Yoo JS. Iatrogenic Aortic Dissection During Elective Cardiac Surgery. May 2022. doi:10.25373/ctsnet.19735378 

Iatrogenic aortic dissection is a rare but catastrophic complication of cardiac surgery. This video shows two cases of extensive type A aortic dissection occurring during elective cardiac surgery. 

The first case occurred during a totally endoscopic mitral valve repair through a right mini-thoracotomy approach in a fifty-seven-year-old woman. A large sheared-off intimal flap was noted by an intraoperative transesophageal echocardiogram immediately after the removal of a Glauber clamp. The ascending aorta was replaced by a conduit, which resulted in a good outcome.  

The second case occurred during an ascending aortic cannulation in a fifty-five-year-old woman with aortic root dilatation. Gross adventitial hematoma rapidly spread to the aortic root, and an extensive type A aortic dissection was confirmed by an intraoperative echocardiogram. This was followed by a successful Bentall procedure and a hemiarch replacement. 

Open distal anastomosis under deep hypothermic circulatory arrest strategy was applied to both cases. Fortunately, intimal flaps did not occlude the cervicobrachial arteries in either case. In the first case, retrograde systemic perfusion via femoral cannulation and in the second case, a deep ascending aorta cannula inserted into the true lumen after noticing the dissection were helpful in managing the events safely without malperfusion syndrome. 

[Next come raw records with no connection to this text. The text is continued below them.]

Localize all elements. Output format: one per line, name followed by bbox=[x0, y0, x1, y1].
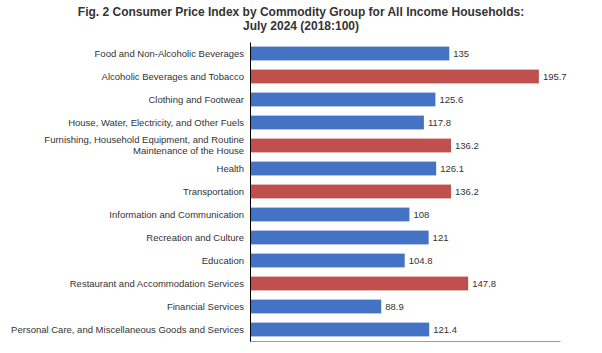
data-label: 195.7 bbox=[543, 71, 567, 82]
tick-label-line: Alcoholic Beverages and Tobacco bbox=[102, 71, 244, 82]
bar bbox=[250, 254, 405, 268]
title-line: July 2024 (2018:100) bbox=[243, 19, 359, 33]
data-label: 136.2 bbox=[455, 186, 479, 197]
tick: Transportation bbox=[183, 186, 250, 197]
y-axis: Food and Non-Alcoholic Beverages Alcoholi… bbox=[11, 43, 250, 342]
tick-label-line: Maintenance of the House bbox=[133, 145, 244, 156]
data-label: 108 bbox=[413, 209, 429, 220]
tick-label: Personal Care, and Miscellaneous Goods a… bbox=[11, 324, 244, 335]
tick: Education bbox=[202, 255, 250, 266]
bar bbox=[250, 162, 436, 176]
data-label: 125.6 bbox=[439, 94, 463, 105]
tick-label: Alcoholic Beverages and Tobacco bbox=[102, 71, 244, 82]
tick-label: Education bbox=[202, 255, 244, 266]
y-axis-line bbox=[250, 43, 251, 342]
data-label: 136.2 bbox=[455, 140, 479, 151]
tick-label: Transportation bbox=[183, 186, 244, 197]
data-label: 121 bbox=[433, 232, 449, 243]
tick-label: Health bbox=[217, 163, 244, 174]
data-labels: 135 195.7 125.6 117.8 136.2 126.1 136.2 108 121 1… bbox=[385, 48, 566, 335]
tick-label: Clothing and Footwear bbox=[148, 94, 244, 105]
tick-label-line: Information and Communication bbox=[109, 209, 244, 220]
tick-label: Information and Communication bbox=[109, 209, 244, 220]
bar bbox=[250, 300, 381, 314]
tick-label: Recreation and Culture bbox=[146, 232, 244, 243]
data-label: 104.8 bbox=[409, 255, 433, 266]
bar bbox=[250, 277, 468, 291]
tick-label-line: Furnishing, Household Equipment, and Rou… bbox=[44, 134, 244, 145]
data-label: 126.1 bbox=[440, 163, 464, 174]
data-label: 117.8 bbox=[428, 117, 451, 128]
tick-label-line: Health bbox=[217, 163, 244, 174]
tick-label: House, Water, Electricity, and Other Fue… bbox=[68, 117, 244, 128]
tick: Clothing and Footwear bbox=[148, 94, 250, 105]
tick-label: Restaurant and Accommodation Services bbox=[70, 278, 245, 289]
bar bbox=[250, 47, 449, 61]
tick-label-line: Financial Services bbox=[167, 301, 244, 312]
title-line: Fig. 2 Consumer Price Index by Commodity… bbox=[78, 5, 524, 19]
data-label: 121.4 bbox=[433, 324, 457, 335]
tick: Furnishing, Household Equipment, and Rou… bbox=[44, 134, 250, 155]
tick: Health bbox=[217, 163, 250, 174]
data-label: 147.8 bbox=[472, 278, 496, 289]
chart: Fig. 2 Consumer Price Index by Commodity… bbox=[0, 0, 602, 353]
data-label: 135 bbox=[453, 48, 469, 59]
tick: Personal Care, and Miscellaneous Goods a… bbox=[11, 324, 250, 335]
bar bbox=[250, 208, 409, 222]
tick: House, Water, Electricity, and Other Fue… bbox=[68, 117, 250, 128]
bar bbox=[250, 93, 435, 107]
title: Fig. 2 Consumer Price Index by Commodity… bbox=[78, 5, 524, 33]
tick-label-line: Transportation bbox=[183, 186, 244, 197]
tick: Recreation and Culture bbox=[146, 232, 250, 243]
tick-label: Furnishing, Household Equipment, and Rou… bbox=[44, 134, 244, 155]
bar bbox=[250, 323, 429, 337]
tick-label: Financial Services bbox=[167, 301, 244, 312]
tick-label: Food and Non-Alcoholic Beverages bbox=[95, 48, 245, 59]
bar bbox=[250, 231, 429, 245]
bar bbox=[250, 185, 451, 199]
data-label: 88.9 bbox=[385, 301, 404, 312]
bar bbox=[250, 139, 451, 153]
x-axis bbox=[251, 341, 561, 342]
tick-label-line: Restaurant and Accommodation Services bbox=[70, 278, 245, 289]
tick-label-line: Recreation and Culture bbox=[146, 232, 244, 243]
tick-label-line: Clothing and Footwear bbox=[148, 94, 244, 105]
bar bbox=[250, 116, 424, 130]
tick: Food and Non-Alcoholic Beverages bbox=[95, 48, 250, 59]
tick: Information and Communication bbox=[109, 209, 250, 220]
bars bbox=[250, 47, 539, 337]
tick-label-line: Food and Non-Alcoholic Beverages bbox=[95, 48, 245, 59]
tick-label-line: Education bbox=[202, 255, 244, 266]
plot: Food and Non-Alcoholic Beverages Alcoholi… bbox=[11, 43, 567, 342]
tick-label-line: House, Water, Electricity, and Other Fue… bbox=[68, 117, 244, 128]
tick: Financial Services bbox=[167, 301, 250, 312]
tick: Alcoholic Beverages and Tobacco bbox=[102, 71, 250, 82]
bar bbox=[250, 70, 539, 84]
tick: Restaurant and Accommodation Services bbox=[70, 278, 250, 289]
x-axis-line bbox=[251, 341, 561, 342]
tick-label-line: Personal Care, and Miscellaneous Goods a… bbox=[11, 324, 244, 335]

These rare moments caught on camera during elective cardiac surgeries can be informative and educationally valuable, particularly to trainees (1,2). 


References

  1. Januzzi JL, Sabatine MS, Eagle KA, et al. Iatrogenic aortic dissection. Am J Cardiol. 2002;89(5):623-6.
  2. Ramadan ME, Buohliqah L, Crestanello J, et al. Iatrogenic aortic dissection after minimally invasive aortic valve replacement: a case report. J Cardiothorac Surg. 2016;11(1):136.